Two days later, ISIS claimed responsibility, though it remains unclear just how involved in the plot the organization really was. The Sri Lankan government had detailed advance warning of the plot and failed to act to prevent them.
Closer to home, in early April a series of arson attacks targeted African American churches across a rural parish of Louisiana. A suspect, the 21-year-old son of a deputy sheriff, was charged with hate crimes in the incidents.
Later that month, a 19-year-old member of an evangelical Christian church entered a synagogue outside San Diego and opened fire, killing one and wounding three others. In a manifesto he posted online, the suspect rooted his actions in biblical justification, belief in his own salvation, and a narrative that blames Jews for Jesus’ crucifixion. He has been charged with federal hate crime and civil rights violations.
All of these incidents, as well as the mass shooting at mosques in New Zealand in March, got me wondering how frequently American places of worship are the targets of terrorist attacks, and what those incidents might tell us about the nature of terrorism in the United States. All of the data I am going to discuss below comes from the Global Terrorism Database maintained at the University of Maryland.
From 1998 through 2017 there were 559 separate terrorist incidents in the United States. Of those, 80, or 14 percent, targeted places of worship. 2016 was the worst year for terrorist attacks on places of worship, with 23 separate incidents, though there were several years (1998, 2000-2003, 2006-2007) in which no terrorist attacks on religious targets were recorded.

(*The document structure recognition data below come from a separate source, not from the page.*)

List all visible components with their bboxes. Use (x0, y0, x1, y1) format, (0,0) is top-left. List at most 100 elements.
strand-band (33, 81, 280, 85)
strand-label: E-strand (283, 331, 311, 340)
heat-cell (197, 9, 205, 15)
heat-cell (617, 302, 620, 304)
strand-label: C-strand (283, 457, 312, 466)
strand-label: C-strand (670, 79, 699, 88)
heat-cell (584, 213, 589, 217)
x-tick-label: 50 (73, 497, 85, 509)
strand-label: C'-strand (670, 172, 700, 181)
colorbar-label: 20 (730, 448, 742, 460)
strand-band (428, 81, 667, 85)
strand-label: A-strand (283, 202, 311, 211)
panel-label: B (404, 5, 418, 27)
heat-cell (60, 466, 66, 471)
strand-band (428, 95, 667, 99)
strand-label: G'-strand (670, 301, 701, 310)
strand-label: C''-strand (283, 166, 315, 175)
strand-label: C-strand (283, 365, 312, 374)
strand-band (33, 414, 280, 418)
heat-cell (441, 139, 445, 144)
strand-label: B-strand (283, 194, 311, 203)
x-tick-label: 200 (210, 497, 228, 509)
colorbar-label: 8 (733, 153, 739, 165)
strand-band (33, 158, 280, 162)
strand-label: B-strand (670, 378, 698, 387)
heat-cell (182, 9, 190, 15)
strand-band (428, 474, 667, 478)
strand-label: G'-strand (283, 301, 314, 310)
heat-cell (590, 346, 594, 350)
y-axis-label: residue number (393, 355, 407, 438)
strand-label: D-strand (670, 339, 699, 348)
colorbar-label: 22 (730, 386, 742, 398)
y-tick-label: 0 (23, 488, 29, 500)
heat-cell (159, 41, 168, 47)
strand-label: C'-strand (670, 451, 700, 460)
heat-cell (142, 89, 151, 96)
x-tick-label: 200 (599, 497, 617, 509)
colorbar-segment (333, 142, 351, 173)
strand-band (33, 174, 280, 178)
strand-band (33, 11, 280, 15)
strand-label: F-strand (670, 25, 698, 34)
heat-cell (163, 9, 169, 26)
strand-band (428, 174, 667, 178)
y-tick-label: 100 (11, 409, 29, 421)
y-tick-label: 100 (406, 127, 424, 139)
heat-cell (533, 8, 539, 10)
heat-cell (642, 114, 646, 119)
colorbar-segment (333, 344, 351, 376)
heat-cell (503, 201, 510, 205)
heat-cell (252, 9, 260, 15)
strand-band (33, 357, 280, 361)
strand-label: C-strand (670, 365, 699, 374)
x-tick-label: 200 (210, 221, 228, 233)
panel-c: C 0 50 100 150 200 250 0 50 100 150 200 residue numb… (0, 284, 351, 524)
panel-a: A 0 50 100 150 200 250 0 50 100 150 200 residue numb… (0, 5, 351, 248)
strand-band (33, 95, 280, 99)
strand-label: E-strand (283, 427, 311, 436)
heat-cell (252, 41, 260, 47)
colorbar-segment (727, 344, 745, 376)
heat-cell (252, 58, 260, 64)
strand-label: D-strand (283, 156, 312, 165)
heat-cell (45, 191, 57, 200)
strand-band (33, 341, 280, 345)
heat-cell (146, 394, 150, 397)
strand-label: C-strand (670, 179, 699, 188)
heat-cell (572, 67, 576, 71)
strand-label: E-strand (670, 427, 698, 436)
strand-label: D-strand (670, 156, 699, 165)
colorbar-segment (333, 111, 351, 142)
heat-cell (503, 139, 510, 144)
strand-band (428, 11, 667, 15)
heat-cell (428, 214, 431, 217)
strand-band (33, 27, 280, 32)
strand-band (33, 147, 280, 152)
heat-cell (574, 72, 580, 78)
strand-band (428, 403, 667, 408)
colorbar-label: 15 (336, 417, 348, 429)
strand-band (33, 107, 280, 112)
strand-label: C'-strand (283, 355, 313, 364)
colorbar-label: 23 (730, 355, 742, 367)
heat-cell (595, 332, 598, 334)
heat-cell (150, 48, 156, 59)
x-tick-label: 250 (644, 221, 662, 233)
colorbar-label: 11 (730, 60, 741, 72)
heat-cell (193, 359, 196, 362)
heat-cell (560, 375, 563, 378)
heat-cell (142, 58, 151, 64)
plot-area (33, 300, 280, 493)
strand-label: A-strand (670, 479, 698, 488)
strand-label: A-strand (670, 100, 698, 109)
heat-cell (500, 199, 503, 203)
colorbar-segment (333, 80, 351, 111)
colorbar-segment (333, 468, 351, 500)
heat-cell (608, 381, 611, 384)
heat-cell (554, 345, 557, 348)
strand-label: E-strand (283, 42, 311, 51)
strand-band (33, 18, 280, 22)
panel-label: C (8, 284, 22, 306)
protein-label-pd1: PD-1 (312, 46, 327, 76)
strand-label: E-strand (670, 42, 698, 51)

As the chart here shows, attacks occurred in 28 states, with the highest number recorded in New York (10) followed by California (9), Florida (8), and Texas (8). The others in the dataset come in with five or fewer separate attacks. More noteworthy, however, are the kinds of places of worship that are targeted.
The most commonly targeted places of worship are not churches but mosques, accounting for 37 percent of all incidents during this 20-year period. Synagogues account for 17 percent of targets, and African American churches another 10 percent. Other churches account for 33 percent of cases. Others (Sikh and Hindu temples) make up the final three percent.

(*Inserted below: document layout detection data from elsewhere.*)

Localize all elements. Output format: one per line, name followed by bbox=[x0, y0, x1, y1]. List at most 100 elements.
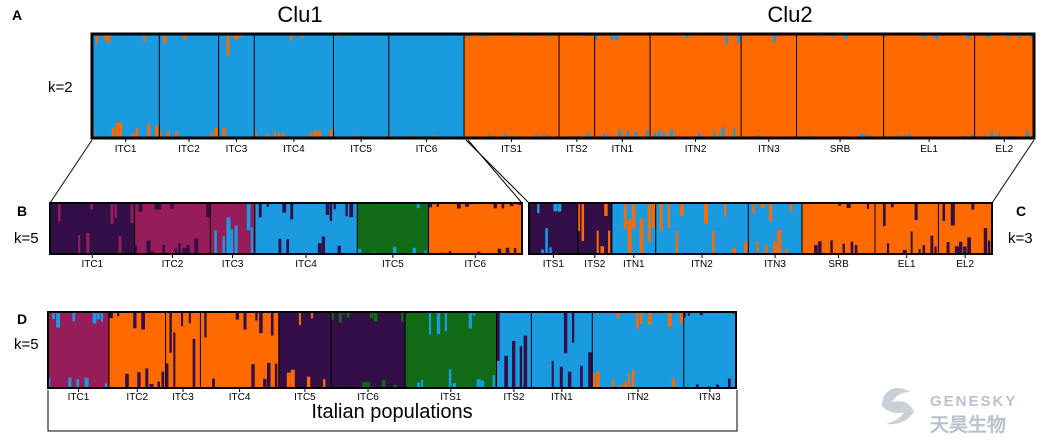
admixture-strip bbox=[918, 248, 921, 254]
admixture-strip bbox=[764, 245, 768, 254]
admixture-strip bbox=[103, 34, 108, 41]
admixture-strip bbox=[204, 312, 207, 338]
admixture-strip bbox=[505, 247, 510, 254]
population-label-srb: SRB bbox=[830, 144, 851, 155]
population-label-itn1: ITN1 bbox=[551, 392, 573, 403]
admixture-strip bbox=[72, 312, 76, 322]
admixture-strip bbox=[238, 34, 241, 38]
admixture-strip bbox=[428, 312, 432, 335]
admixture-strip bbox=[586, 134, 591, 138]
admixture-strip bbox=[138, 203, 143, 212]
admixture-strip bbox=[596, 371, 600, 388]
admixture-strip bbox=[727, 378, 731, 388]
watermark-text-cn: 天昊生物 bbox=[930, 413, 1006, 436]
population-label-itn1: ITN1 bbox=[623, 259, 645, 270]
admixture-strip bbox=[704, 203, 708, 224]
population-block-itc5 bbox=[278, 312, 332, 388]
admixture-strip bbox=[420, 379, 424, 388]
population-block-itn2 bbox=[650, 34, 742, 138]
admixture-strip bbox=[274, 131, 277, 138]
admixture-strip bbox=[610, 34, 614, 40]
group-bracket bbox=[47, 390, 738, 432]
admixture-strip bbox=[214, 128, 219, 138]
admixture-strip bbox=[214, 230, 217, 254]
admixture-strip bbox=[581, 203, 585, 242]
population-block-itc2 bbox=[134, 203, 211, 254]
admixture-strip bbox=[278, 132, 281, 138]
admixture-strip bbox=[859, 133, 864, 138]
population-label-its1: ITS1 bbox=[440, 392, 462, 403]
admixture-strip bbox=[914, 203, 918, 220]
population-label-itn2: ITN2 bbox=[685, 144, 707, 155]
population-label-srb: SRB bbox=[828, 259, 849, 270]
admixture-strip bbox=[452, 383, 457, 388]
population-label-el1: EL1 bbox=[920, 144, 938, 155]
admixture-strip bbox=[818, 241, 822, 254]
population-label-el2: EL2 bbox=[995, 144, 1013, 155]
admixture-strip bbox=[286, 239, 289, 254]
admixture-strip bbox=[281, 133, 285, 138]
admixture-strip bbox=[667, 203, 670, 229]
admixture-strip bbox=[935, 34, 939, 39]
admixture-strip bbox=[416, 203, 420, 209]
admixture-strip bbox=[289, 34, 293, 41]
admixture-strip bbox=[259, 312, 263, 334]
admixture-strip bbox=[266, 133, 269, 138]
admixture-strip bbox=[444, 312, 448, 332]
admixture-strip bbox=[251, 364, 255, 388]
admixture-strip bbox=[210, 132, 214, 138]
admixture-strip bbox=[559, 366, 563, 388]
admixture-strip bbox=[322, 379, 326, 388]
admixture-strip bbox=[814, 245, 818, 254]
admixture-strip bbox=[115, 122, 120, 138]
admixture-strip bbox=[513, 247, 517, 254]
panel-d-frame bbox=[47, 311, 737, 389]
admixture-strip bbox=[317, 243, 322, 254]
admixture-strip bbox=[624, 381, 628, 388]
admixture-strip bbox=[111, 127, 115, 138]
admixture-strip bbox=[92, 312, 97, 324]
admixture-strip bbox=[523, 335, 528, 388]
admixture-strip bbox=[725, 34, 728, 45]
admixture-strip bbox=[577, 203, 581, 231]
admixture-strip bbox=[503, 133, 507, 138]
admixture-strip bbox=[317, 130, 321, 138]
admixture-strip bbox=[661, 132, 666, 138]
admixture-strip bbox=[699, 312, 703, 316]
admixture-strip bbox=[258, 203, 262, 218]
admixture-strip bbox=[732, 248, 736, 254]
admixture-strip bbox=[125, 373, 129, 388]
admixture-strip bbox=[846, 203, 851, 208]
admixture-strip bbox=[349, 203, 354, 218]
zoom-connector-line bbox=[49, 139, 93, 204]
admixture-strip bbox=[616, 312, 620, 319]
admixture-strip bbox=[182, 247, 187, 254]
admixture-strip bbox=[657, 129, 661, 138]
admixture-strip bbox=[222, 236, 225, 254]
admixture-strip bbox=[537, 203, 540, 214]
admixture-strip bbox=[345, 203, 348, 217]
genesky-swirl-icon bbox=[882, 387, 914, 425]
admixture-strip bbox=[436, 203, 439, 207]
admixture-strip bbox=[487, 134, 491, 138]
admixture-strip bbox=[631, 203, 636, 229]
admixture-strip bbox=[373, 312, 378, 322]
admixture-strip bbox=[623, 203, 627, 229]
admixture-strip bbox=[52, 312, 55, 320]
admixture-strip bbox=[501, 203, 505, 209]
panel-letter-b: B bbox=[17, 203, 27, 219]
admixture-strip bbox=[266, 203, 269, 207]
admixture-strip bbox=[890, 203, 894, 208]
admixture-strip bbox=[606, 133, 609, 138]
admixture-strip bbox=[669, 129, 674, 138]
admixture-strip bbox=[647, 203, 651, 242]
admixture-strip bbox=[313, 130, 317, 138]
population-label-its1: ITS1 bbox=[543, 259, 565, 270]
admixture-strip bbox=[246, 203, 251, 231]
admixture-strip bbox=[110, 203, 114, 224]
admixture-strip bbox=[830, 240, 833, 254]
admixture-strip bbox=[959, 241, 963, 254]
admixture-strip bbox=[254, 131, 257, 138]
population-block-itn1 bbox=[594, 34, 651, 138]
population-block-itc5 bbox=[333, 34, 389, 138]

What does this tell us? That two-thirds of all terrorist attacks targeting places of worship are directed against religious or racial minorities.

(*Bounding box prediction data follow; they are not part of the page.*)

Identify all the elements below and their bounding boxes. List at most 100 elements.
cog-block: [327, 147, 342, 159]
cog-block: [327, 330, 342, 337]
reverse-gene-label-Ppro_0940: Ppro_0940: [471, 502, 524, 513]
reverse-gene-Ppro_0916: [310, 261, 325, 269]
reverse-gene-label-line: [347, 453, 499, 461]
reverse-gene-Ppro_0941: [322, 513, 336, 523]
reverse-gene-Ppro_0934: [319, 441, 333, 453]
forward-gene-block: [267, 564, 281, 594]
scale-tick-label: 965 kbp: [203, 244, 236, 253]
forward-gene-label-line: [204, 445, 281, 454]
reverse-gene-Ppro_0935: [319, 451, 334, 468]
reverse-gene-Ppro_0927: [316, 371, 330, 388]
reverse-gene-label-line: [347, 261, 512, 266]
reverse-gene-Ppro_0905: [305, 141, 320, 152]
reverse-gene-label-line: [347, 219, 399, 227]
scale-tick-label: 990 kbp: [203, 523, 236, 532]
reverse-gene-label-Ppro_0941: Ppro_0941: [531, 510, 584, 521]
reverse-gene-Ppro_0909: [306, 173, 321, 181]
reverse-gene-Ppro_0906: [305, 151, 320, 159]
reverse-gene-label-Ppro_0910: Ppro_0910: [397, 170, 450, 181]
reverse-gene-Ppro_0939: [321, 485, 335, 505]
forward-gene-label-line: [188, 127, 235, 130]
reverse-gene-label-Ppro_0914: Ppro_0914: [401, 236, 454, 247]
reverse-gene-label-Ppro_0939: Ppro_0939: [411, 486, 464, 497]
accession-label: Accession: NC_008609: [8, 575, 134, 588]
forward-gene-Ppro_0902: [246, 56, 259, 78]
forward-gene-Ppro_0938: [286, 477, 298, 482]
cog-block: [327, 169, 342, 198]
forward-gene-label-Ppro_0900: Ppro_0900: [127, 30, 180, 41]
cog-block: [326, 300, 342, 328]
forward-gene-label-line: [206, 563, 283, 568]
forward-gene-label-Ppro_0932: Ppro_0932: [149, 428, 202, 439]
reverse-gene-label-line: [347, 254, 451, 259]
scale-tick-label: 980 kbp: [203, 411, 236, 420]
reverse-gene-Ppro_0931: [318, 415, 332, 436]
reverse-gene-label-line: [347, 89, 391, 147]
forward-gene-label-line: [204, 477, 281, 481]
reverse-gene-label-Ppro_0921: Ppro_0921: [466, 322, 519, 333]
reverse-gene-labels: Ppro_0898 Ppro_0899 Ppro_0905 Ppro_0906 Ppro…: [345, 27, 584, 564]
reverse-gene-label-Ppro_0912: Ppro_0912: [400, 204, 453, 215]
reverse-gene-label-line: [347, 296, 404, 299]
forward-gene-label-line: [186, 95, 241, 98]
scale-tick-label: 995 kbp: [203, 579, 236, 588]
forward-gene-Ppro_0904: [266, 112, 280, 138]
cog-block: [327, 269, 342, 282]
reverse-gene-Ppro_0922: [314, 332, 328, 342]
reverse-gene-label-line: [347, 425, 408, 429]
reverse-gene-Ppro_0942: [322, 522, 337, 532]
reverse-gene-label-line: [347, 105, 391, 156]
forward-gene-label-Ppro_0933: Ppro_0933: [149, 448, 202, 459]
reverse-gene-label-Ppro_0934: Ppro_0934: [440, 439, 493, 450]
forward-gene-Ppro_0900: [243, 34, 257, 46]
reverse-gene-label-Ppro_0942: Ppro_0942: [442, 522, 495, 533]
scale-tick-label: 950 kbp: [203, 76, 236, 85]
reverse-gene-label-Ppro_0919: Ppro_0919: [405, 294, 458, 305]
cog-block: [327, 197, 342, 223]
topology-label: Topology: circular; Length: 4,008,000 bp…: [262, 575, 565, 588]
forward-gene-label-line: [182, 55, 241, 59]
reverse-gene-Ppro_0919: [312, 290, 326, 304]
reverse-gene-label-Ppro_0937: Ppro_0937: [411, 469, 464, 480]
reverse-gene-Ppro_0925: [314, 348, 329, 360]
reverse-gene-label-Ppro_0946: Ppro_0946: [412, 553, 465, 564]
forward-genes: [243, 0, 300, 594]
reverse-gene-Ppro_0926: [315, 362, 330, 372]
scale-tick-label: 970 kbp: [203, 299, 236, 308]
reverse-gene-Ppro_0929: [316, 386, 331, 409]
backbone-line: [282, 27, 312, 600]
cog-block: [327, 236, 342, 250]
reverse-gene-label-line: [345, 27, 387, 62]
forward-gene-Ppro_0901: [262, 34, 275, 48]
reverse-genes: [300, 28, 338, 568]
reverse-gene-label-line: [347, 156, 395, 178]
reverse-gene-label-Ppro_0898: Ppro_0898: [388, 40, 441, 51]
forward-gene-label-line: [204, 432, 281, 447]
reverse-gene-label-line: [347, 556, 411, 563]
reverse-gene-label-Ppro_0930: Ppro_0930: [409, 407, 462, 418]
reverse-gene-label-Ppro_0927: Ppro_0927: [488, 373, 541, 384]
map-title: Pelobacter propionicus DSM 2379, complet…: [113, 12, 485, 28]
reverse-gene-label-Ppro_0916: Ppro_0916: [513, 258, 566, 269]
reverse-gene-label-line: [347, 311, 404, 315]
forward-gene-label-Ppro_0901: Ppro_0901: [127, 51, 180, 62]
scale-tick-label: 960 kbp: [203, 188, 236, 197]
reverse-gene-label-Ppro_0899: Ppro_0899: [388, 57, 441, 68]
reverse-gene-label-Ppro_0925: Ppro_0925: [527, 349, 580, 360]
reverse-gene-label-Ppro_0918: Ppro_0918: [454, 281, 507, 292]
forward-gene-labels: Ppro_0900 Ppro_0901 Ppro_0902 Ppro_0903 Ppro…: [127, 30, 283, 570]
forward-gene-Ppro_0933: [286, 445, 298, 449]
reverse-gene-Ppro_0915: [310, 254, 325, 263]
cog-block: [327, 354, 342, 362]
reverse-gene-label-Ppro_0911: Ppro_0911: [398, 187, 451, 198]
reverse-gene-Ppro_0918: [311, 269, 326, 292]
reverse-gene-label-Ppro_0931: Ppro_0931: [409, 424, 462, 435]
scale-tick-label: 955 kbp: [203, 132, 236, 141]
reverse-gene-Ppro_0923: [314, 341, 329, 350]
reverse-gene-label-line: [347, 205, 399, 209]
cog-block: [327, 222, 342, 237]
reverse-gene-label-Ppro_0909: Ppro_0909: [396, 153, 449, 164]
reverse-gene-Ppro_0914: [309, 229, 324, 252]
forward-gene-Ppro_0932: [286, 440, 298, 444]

Attacks on these minority places of worship have also been the deadliest. In 2012, six people were killed at a Sikh temple in Oak Creek, WI, a case I’ve written about before. In 2014, three were killed in shootings at a Jewish community center and retirement home in Overland Park, KS. In 2015, nine were killed at an African American church in Charleston, S.C. In 2016, two were killed in a shooting targeting an imam in New York City.
When the data is updated through 2018 we will be able to add the killing of 11 worshippers at a synagogue in Pittsburgh to this awful list.
Only two other fatal attacks on places of worship were recorded between 1998 and 2017. In 2008, two were killed in a shooting at a Unitarian Universalist church in Knoxville, TN, by perpetrators targeted the congregation because of its liberal social and political positions. And in 2017, one person was killed and eight wounded in a shooting at a church in Antioch, TN. There was no specific motive behind this attack.
Of the 80 attacks over the 20-year period covered here, only two were the work of Muslim extremists or jihadi-inspired perpetrators. No one was killed or injured in either incident.
What all these attacks suggest is that in the United States, terrorism targeting places of worship is consistent with the standard truth about American terrorism that I have been writing about since almost the beginning of this blog. Most of it is perpetrated by white nationalist or racist extremists on the far right of the political spectrum.
And thus a familiar pattern gets that much more familiar.